New Record-Keeping System More Stringent Than SafeStat
By Rip Watson, Senior Reporter
This story appears in the Jan. 4 print edition of Transport Topics. Click here to subscribe today.
As part of its Comprehensive Safety Analysis 2010 program, the Federal Motor Carrier Safety Administration is introducing its new record-keeping system known as SMS, or safety management system.
SMS will use every safety-related inspection violation, a more stringent approach than the outgoing data system called SafeStat, which included only moving violations and out-of-service orders.
SMS concentrates on seven safety issues, such as unsafe driving, that are compiled from federal, state and local law enforcement and used to determine what companies are investigated.
The other six categories are: fatigued driving, driver fitness such as licensing, drug and alcohol violations, cargo securement failures, other vehicle defects such as brake problems and crashes in which a fleet is involved.
Each carrier will receive a score based on those seven violation types and their severity, as judged by the agency with a score from 1 to 10, with 10 as the worst score.
“CSA 2010 has great potential to help us all achieve a reduction in truck and bus crashes and fatalities,” said Rose McMurray, associate administrator at the Federal Motor Carrier Safety Administration during a Dec. 10 webinar. “Test results in 2010 are very encouraging. We are reaching a far greater base of carriers with a broader array of interventions.”
“We are moving from only discovering what’s wrong to identifying why it’s wrong and then working with carriers
on how to fix it,” said Alan Pirowarski, CSA 2010 training manager. “We want to fix it and work with you on repairing what is wrong with your system so we have sustained compliance over time.”
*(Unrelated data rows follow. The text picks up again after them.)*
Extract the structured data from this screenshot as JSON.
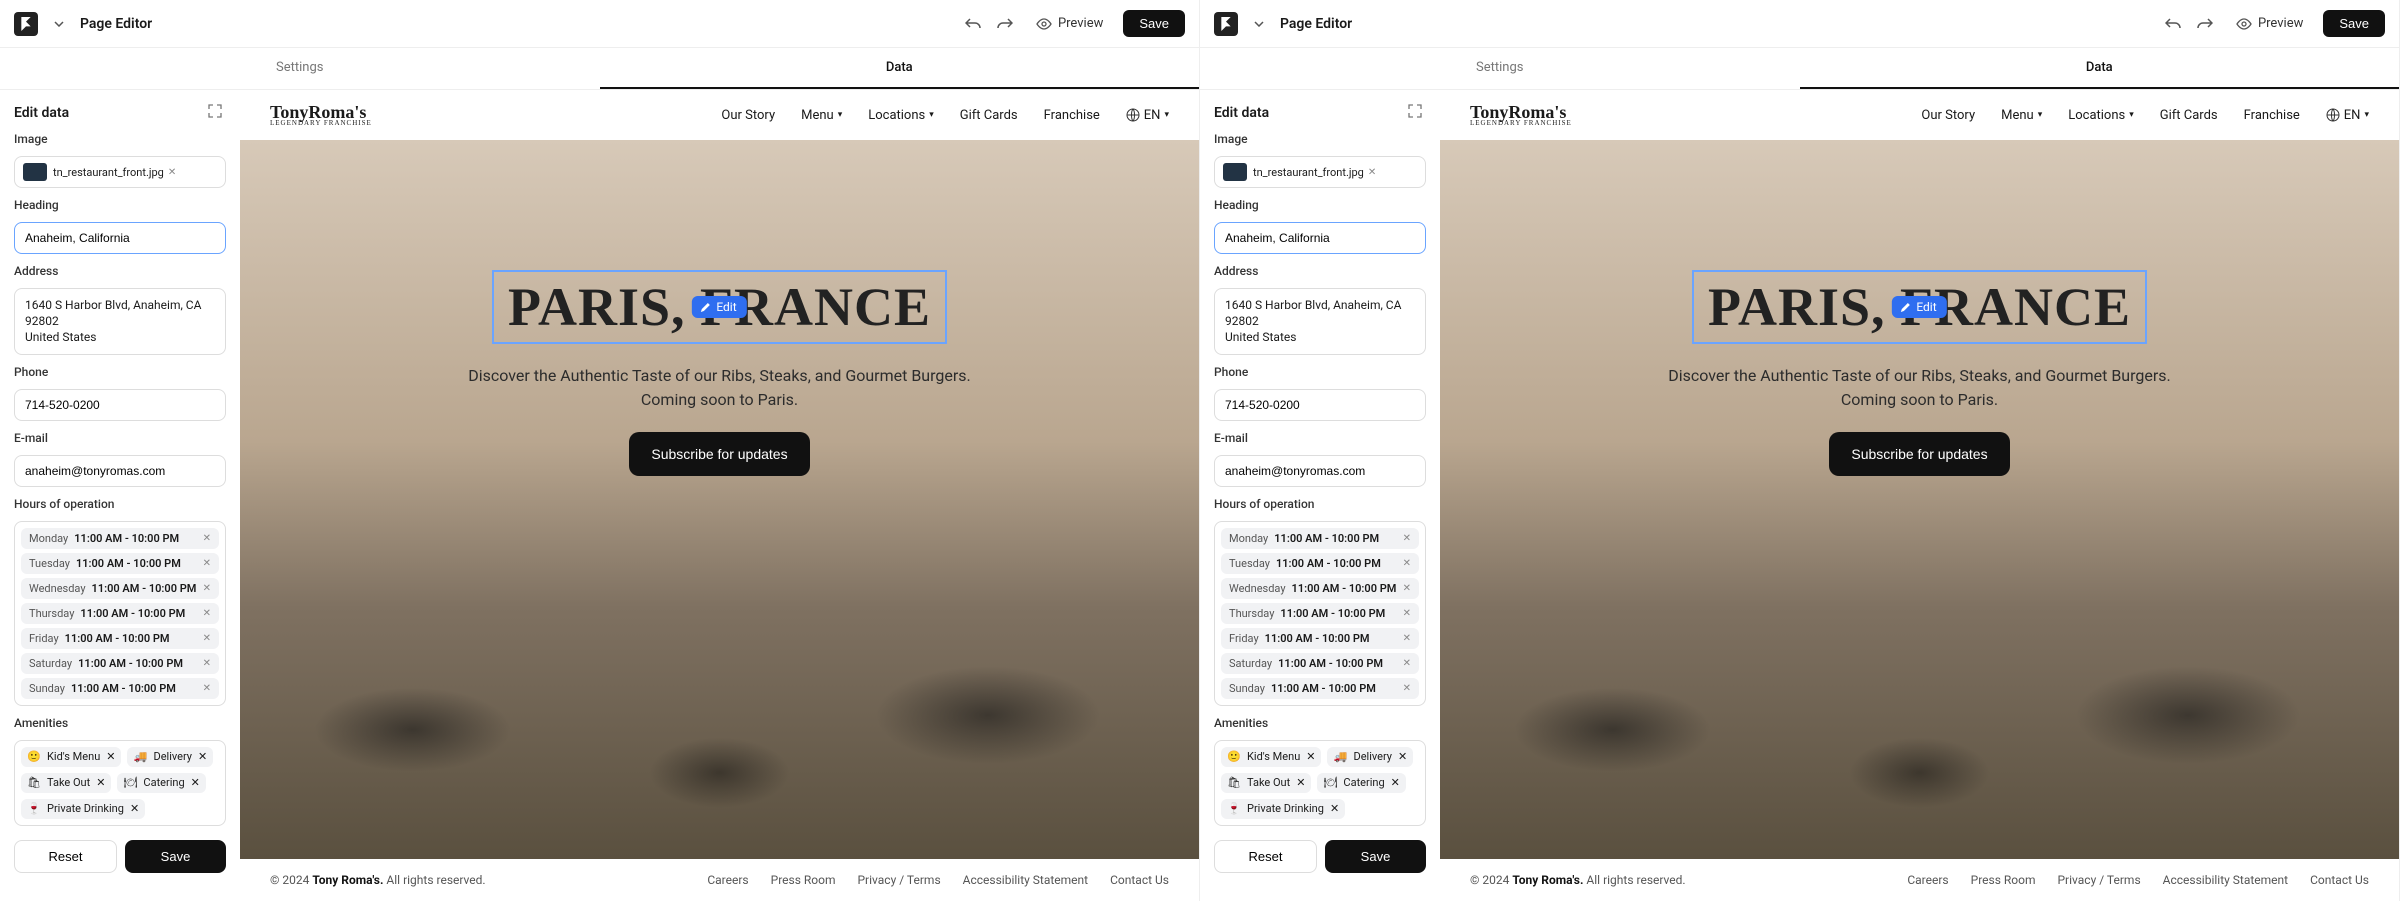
{
  "topbar": {
    "title": "Page Editor",
    "preview": "Preview",
    "save": "Save"
  },
  "tabs": {
    "settings": "Settings",
    "data": "Data"
  },
  "panel": {
    "title": "Edit data",
    "image_label": "Image",
    "image_file": "tn_restaurant_front.jpg",
    "heading_label": "Heading",
    "heading_value": "Anaheim, California",
    "address_label": "Address",
    "address_line1": "1640 S Harbor Blvd, Anaheim, CA 92802",
    "address_line2": "United States",
    "phone_label": "Phone",
    "phone_value": "714-520-0200",
    "email_label": "E-mail",
    "email_value": "anaheim@tonyromas.com",
    "hours_label": "Hours of operation",
    "hours": [
      {
        "day": "Monday",
        "time": "11:00 AM - 10:00 PM"
      },
      {
        "day": "Tuesday",
        "time": "11:00 AM - 10:00 PM"
      },
      {
        "day": "Wednesday",
        "time": "11:00 AM - 10:00 PM"
      },
      {
        "day": "Thursday",
        "time": "11:00 AM - 10:00 PM"
      },
      {
        "day": "Friday",
        "time": "11:00 AM - 10:00 PM"
      },
      {
        "day": "Saturday",
        "time": "11:00 AM - 10:00 PM"
      },
      {
        "day": "Sunday",
        "time": "11:00 AM - 10:00 PM"
      }
    ],
    "amenities_label": "Amenities",
    "amenities": [
      {
        "icon": "kid-icon",
        "label": "Kid's Menu"
      },
      {
        "icon": "delivery-icon",
        "label": "Delivery"
      },
      {
        "icon": "takeout-icon",
        "label": "Take Out"
      },
      {
        "icon": "catering-icon",
        "label": "Catering"
      },
      {
        "icon": "drinks-icon",
        "label": "Private Drinking"
      }
    ],
    "reset": "Reset",
    "save": "Save"
  },
  "site": {
    "logo_main": "TonyRoma's",
    "logo_tag": "LEGENDARY FRANCHISE",
    "nav": {
      "our_story": "Our Story",
      "menu": "Menu",
      "locations": "Locations",
      "gift_cards": "Gift Cards",
      "franchise": "Franchise",
      "lang": "EN"
    },
    "hero_title": "PARIS, FRANCE",
    "edit_label": "Edit",
    "hero_sub": "Discover the Authentic Taste of our Ribs, Steaks, and Gourmet Burgers. Coming soon to Paris.",
    "cta": "Subscribe for updates",
    "footer_copy_prefix": "© 2024 ",
    "footer_copy_bold": "Tony Roma's.",
    "footer_copy_suffix": " All rights reserved.",
    "footer_links": {
      "careers": "Careers",
      "press": "Press Room",
      "privacy": "Privacy / Terms",
      "access": "Accessibility Statement",
      "contact": "Contact Us"
    }
  }
}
One new tool the agency will use is a warning letter, which Pirowarski described as “a tap on the shoulder” to alert fleets to defects without issuing a formal violation.
During CSA 2010 tests in nine states, more than 5,000 such letters have been issued, according to Capt. Mark Savage, a Colorado state police officer who is assigned to the CSA program.
FMCSA will do both on-site investigations, as it does now, and off-site investigations based on data it’s gathered.
It’s also creating new op-tions for carriers to comply, using a four-tiered approach.
Violations can be addressed through a voluntary safety compliance plan in the first tier of enforcement and an out-of-service order will be the toughest of the four penalties.
Notices of violation or fines are the two intermediate compliance options. A notice of violation will require carriers to prove that violations have been corrected. Fines, the second most severe penalty, also are a compliance option.
Savage emphasized the importance of accumulating and communicating accurate information to FMCSA about roadside violations and accidents.
“We’re not only going to use that information to determine who to investigate, but also how to allocate our resources,” Savage said. “The data reflects the overall integrity of the program. The importance of this data cannot be underestimated.”
Inaccurate information in SafeStat was highlighted in government reports beginning in 2003 and prompted FMCSA to conceive and develop CSA.
To demonstrate the progress that has been made in im-proving data quality, Savage said that 41 states had the highest rating of “green” for data accuracy in 2009, compared with just 24 in 2004.
The agency has taken several steps to improve SafeStat’s data quality, former Administrator John Hill testified at a 2007 House hearing. The steps included funding to states for a program to upgrade data quality, and publication of a nationwide map that showed how much improvement states made in providing accurate, timely data.
In that testimony, he said states reported details of 32% more crashes involving large trucks though the actual number of accidents actually declined.
Just two jurisdictions, Arizona and the District of Columbia, had the worst grades in 2009, compared with 14 jurisdictions five years earlier.